中には図版が多く入っており、それだけでなく、カニヴェが美しいホーリーカード、押し花の葉の上にダイカットを置いたもの、1876年に58歳で亡くなった男性のデスカードなどが、これらも大変よい状態で挟み込まれています。この男性は上院議員でありレジオン・ドヌール勲章騎士章を受勲していますから、当時の社会では貴族階級に属する人物であったと思われます。

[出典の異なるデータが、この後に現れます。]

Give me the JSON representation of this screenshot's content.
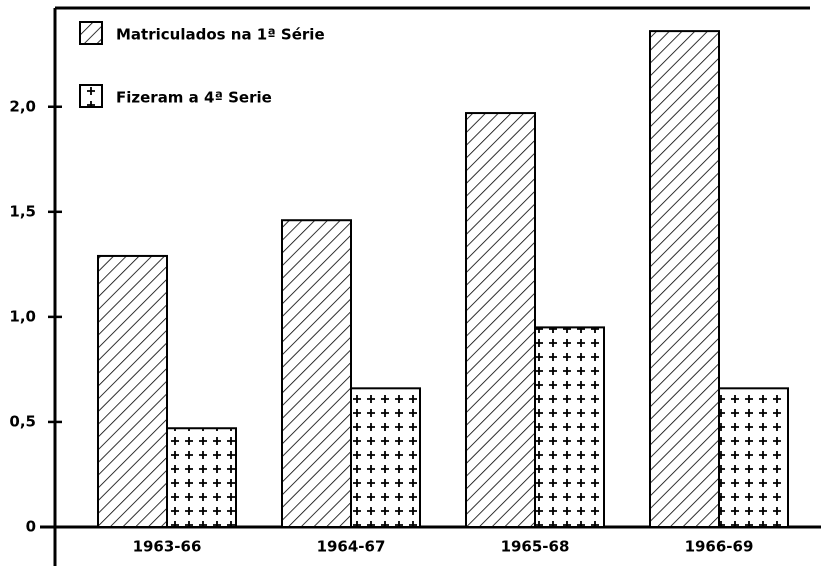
{
  "chart_data": {
    "type": "bar",
    "categories": [
      "1963-66",
      "1964-67",
      "1965-68",
      "1966-69"
    ],
    "series": [
      {
        "name": "Matriculados na 1ª Série",
        "color": "#000000",
        "hatch": "diagonal",
        "values": [
          1.29,
          1.46,
          1.97,
          2.36
        ]
      },
      {
        "name": "Fizeram a 4ª Serie",
        "color": "#000000",
        "hatch": "plus",
        "values": [
          0.47,
          0.66,
          0.95,
          0.66
        ]
      }
    ],
    "ylim": [
      0,
      2.47
    ],
    "yticks": [
      0,
      {
        "value": 0.5,
        "label": "0,5"
      },
      {
        "value": 1.0,
        "label": "1,0"
      },
      {
        "value": 1.5,
        "label": "1,5"
      },
      {
        "value": 2.0,
        "label": "2,0"
      }
    ],
    "legend": "top-left"
  }
}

さて、ここからは推理の世界になるのですが、19世紀、ダイカットは若い女性がスクラップブックを飾る際によく用いたものです。そして58歳で亡くなった男性のお葬式のカードが挟まれていることから、この祈祷書の持ち主は彼の娘なのではないでしょうか。貴族階級の女性の持ち物だとすると、この祈祷書の素晴らしい装丁にも納得がいきます。
それでは、なぜ母親のデスカードはないのでしょう。もしかすると、この女性は母よりも先に若くして亡くなったのかも知れません。そうすると、この祈祷書がこのように綺麗な状態で残された説明もつきます。以上は、あくまでも私の推理なのですが。
デスカードの年代から推定して、こちらの祈祷書は1876年以前のパリ製。サイズは約10×15センチ、厚さが約4センチです。
こちらの商品は店頭展示品のため、売り切れの場合がございます。また、古いもの性質上、汚れや傷もございます。どうぞご理解下さいませ。